Thermo-Fluid Optimization of a Solar Porous Absorber With a Variable Pore Structure

Abstract

Optimization based on reconstruction of the velocity, temperature, and radiation fields in a porous absorber with continuous linear porosity or pore diameter distribution is carried out in this work. This study analyzes three typical linear pore structure distributions: increasing (“I”), decreasing (“D”), and constant (“C”) types, respectively. In general, the D type porosity (ϕ) layout combined with the I type pore diameter (dp) distribution would be an excellent pore structure layout for a porous absorber. The poor performance range, which should be avoided in the absorber design, is found to be within a wide range of porosity layouts (ϕi = ∼0.7 and ϕo > 0.6) and pore diameter layouts (di = 1.5–2.5 mm), respectively. With a large inlet porosity (ϕi > 0.8), the D type layout with larger porosity gradient (Gp) has a better thermal performance; however, the I type dp layout with a smaller inlet pore diameter (di < 1.5 mm) and a larger pore diameter gradient (Gdp) is recommended when considering the lower pressure drop.
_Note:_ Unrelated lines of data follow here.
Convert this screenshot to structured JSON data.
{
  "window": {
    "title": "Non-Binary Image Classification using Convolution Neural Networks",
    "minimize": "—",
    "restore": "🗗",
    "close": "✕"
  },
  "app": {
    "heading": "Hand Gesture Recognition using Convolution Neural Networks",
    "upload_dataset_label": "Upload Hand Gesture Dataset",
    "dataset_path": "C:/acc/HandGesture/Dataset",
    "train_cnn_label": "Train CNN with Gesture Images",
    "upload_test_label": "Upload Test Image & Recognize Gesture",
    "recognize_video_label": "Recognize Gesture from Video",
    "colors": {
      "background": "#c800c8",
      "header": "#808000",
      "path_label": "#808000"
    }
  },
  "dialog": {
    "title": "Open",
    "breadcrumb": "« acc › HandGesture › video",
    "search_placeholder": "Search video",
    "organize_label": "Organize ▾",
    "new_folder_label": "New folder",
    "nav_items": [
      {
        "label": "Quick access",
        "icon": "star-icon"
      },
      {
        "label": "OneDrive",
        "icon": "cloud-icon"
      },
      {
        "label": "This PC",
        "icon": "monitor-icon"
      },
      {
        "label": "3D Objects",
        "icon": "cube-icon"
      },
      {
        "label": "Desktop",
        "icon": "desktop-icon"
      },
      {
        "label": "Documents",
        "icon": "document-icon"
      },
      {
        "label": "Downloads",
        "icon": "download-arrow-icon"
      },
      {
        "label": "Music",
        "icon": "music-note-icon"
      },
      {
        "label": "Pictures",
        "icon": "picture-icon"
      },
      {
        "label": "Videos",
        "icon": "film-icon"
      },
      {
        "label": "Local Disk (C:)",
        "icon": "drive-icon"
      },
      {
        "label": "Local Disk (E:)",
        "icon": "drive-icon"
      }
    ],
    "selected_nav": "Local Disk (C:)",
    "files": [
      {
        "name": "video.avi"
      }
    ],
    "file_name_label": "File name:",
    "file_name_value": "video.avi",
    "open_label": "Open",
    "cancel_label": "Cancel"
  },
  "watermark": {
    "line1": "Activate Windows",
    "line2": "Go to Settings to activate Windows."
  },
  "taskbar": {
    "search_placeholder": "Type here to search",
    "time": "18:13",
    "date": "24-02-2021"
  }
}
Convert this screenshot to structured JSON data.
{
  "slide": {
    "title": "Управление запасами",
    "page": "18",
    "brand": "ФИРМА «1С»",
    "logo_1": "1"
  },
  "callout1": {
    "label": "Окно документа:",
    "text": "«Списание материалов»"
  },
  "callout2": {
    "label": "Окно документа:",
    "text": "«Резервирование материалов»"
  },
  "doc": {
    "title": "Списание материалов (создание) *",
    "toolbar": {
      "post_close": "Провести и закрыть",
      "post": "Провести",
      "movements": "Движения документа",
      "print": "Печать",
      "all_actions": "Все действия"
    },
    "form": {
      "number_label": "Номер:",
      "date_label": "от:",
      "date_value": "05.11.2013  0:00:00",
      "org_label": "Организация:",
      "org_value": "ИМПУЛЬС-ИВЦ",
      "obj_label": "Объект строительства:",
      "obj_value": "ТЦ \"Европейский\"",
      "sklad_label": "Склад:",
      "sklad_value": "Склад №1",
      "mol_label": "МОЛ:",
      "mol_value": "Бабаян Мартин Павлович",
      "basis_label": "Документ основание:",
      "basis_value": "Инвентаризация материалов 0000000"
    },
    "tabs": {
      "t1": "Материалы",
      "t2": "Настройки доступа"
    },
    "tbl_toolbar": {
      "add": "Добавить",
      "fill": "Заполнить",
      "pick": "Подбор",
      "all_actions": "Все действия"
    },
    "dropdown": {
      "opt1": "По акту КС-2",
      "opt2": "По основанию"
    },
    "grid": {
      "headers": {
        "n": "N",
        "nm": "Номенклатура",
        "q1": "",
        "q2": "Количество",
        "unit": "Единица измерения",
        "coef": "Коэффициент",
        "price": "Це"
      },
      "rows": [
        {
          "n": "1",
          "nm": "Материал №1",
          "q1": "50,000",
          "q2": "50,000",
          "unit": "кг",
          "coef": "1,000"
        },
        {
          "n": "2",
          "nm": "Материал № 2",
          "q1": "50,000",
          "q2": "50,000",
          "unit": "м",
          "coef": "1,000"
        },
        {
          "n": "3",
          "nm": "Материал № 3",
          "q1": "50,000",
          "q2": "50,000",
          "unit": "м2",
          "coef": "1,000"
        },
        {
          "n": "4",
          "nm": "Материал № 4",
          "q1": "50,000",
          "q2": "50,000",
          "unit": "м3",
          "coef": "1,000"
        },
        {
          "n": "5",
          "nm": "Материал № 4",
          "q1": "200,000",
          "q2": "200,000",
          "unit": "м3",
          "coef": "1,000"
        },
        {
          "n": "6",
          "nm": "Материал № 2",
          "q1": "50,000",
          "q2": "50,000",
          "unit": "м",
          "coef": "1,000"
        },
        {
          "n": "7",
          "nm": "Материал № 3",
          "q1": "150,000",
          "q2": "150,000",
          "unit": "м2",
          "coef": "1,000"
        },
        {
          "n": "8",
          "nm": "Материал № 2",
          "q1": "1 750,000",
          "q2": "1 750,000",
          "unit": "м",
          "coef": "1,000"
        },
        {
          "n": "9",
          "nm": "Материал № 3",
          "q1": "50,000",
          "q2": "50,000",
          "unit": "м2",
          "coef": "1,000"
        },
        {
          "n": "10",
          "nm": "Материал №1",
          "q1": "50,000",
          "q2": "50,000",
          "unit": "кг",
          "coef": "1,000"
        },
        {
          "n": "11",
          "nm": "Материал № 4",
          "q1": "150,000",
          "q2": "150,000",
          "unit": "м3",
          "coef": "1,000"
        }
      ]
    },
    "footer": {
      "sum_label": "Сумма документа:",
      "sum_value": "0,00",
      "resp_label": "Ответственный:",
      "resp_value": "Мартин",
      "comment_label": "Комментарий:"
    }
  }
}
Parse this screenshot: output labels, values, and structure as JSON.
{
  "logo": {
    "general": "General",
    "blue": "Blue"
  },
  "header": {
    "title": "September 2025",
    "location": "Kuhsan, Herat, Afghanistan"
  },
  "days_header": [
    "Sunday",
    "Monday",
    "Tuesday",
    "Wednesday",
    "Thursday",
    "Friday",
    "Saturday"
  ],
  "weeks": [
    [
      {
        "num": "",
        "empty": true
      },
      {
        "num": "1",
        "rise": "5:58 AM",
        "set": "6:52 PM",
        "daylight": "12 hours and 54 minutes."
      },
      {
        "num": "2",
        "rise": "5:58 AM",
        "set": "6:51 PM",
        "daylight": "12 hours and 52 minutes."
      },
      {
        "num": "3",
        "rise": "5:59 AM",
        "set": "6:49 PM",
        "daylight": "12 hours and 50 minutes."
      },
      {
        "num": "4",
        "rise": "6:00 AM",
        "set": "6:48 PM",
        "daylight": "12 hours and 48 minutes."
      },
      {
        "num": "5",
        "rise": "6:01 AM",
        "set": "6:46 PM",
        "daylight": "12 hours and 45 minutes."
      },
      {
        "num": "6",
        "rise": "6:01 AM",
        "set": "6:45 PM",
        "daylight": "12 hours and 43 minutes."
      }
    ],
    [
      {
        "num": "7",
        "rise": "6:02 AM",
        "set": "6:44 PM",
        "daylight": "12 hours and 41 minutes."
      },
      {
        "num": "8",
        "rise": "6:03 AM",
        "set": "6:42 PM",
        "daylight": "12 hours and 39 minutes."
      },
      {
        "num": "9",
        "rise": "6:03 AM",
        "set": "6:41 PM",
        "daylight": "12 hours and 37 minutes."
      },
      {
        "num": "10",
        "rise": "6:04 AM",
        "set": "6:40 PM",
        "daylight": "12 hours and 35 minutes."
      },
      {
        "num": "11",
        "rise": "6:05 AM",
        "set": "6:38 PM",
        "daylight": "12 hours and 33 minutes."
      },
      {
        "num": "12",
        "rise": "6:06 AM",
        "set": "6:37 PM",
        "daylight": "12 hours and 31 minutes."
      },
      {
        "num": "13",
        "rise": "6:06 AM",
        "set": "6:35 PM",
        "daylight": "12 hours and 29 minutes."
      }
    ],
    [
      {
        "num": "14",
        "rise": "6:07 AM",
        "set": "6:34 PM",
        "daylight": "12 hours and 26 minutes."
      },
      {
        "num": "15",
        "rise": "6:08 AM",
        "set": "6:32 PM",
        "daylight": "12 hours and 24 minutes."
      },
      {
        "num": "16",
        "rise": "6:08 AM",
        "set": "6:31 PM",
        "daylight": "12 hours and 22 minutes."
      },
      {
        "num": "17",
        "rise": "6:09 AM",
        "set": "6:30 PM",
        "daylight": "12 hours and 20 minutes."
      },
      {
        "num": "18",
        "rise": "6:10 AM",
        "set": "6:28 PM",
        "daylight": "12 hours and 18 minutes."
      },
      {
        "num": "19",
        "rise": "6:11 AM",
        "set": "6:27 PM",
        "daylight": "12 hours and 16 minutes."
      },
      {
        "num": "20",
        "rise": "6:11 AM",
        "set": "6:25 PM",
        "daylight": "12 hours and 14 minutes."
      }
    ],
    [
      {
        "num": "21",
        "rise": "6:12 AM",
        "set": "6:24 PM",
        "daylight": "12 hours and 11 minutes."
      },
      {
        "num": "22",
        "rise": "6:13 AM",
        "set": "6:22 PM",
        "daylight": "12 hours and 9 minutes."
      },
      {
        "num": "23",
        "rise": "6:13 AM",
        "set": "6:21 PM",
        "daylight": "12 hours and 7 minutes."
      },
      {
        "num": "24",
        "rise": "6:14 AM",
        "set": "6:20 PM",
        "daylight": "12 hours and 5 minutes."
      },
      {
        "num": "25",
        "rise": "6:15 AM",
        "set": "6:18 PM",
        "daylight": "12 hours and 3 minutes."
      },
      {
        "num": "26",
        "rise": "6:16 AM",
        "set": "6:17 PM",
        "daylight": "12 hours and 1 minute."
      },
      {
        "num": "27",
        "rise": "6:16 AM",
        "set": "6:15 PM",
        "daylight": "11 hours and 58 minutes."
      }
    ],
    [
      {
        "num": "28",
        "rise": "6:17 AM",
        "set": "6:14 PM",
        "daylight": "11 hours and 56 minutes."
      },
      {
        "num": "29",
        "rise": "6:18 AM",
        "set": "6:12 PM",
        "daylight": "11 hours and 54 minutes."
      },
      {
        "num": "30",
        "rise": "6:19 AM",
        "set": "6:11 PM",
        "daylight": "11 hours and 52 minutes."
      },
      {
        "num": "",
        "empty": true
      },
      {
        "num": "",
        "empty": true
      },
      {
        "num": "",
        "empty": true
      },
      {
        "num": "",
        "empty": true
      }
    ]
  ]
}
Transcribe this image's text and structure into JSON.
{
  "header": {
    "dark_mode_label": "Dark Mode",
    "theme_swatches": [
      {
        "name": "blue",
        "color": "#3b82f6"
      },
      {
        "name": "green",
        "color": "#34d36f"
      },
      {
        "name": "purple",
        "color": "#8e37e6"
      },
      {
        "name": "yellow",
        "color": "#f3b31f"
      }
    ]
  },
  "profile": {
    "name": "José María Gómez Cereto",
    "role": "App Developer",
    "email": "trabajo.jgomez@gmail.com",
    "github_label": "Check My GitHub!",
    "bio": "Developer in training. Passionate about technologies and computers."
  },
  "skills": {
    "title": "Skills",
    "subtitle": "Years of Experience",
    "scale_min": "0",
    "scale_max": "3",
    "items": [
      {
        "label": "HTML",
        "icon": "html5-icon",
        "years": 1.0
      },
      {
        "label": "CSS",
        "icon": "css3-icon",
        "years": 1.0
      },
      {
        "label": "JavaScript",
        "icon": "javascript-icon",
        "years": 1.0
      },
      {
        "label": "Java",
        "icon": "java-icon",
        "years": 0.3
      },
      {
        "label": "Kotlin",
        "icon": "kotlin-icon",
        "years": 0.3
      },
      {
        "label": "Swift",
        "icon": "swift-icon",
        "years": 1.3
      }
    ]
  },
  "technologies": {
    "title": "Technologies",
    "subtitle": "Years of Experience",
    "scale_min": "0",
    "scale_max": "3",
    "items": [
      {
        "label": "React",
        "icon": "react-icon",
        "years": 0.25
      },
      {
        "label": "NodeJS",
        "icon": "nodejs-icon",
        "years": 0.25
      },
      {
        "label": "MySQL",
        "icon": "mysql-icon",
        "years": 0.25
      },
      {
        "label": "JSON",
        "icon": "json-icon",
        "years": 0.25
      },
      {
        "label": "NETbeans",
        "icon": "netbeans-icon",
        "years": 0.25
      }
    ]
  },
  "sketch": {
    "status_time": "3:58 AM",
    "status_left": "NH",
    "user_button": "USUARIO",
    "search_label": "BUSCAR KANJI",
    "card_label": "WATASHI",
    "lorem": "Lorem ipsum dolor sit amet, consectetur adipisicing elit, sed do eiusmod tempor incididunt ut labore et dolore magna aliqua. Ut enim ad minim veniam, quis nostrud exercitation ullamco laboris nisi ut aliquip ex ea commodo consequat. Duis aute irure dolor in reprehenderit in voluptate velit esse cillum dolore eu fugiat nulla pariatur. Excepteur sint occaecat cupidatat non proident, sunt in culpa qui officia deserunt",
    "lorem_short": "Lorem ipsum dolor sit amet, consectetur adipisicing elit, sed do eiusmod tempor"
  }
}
Different pore structure layouts (D type or I type) have a significant effect on the pressure drop, even with the same average ϕa and da, the maximum deviation can be up to 70.1%. The comprehensive performance evaluation criteria (PEC) value shows that the D type ϕ layout with a larger ϕa has an excellent thermopressure drop performance, and a part of PEC values for the I type dp layout are greater than unity.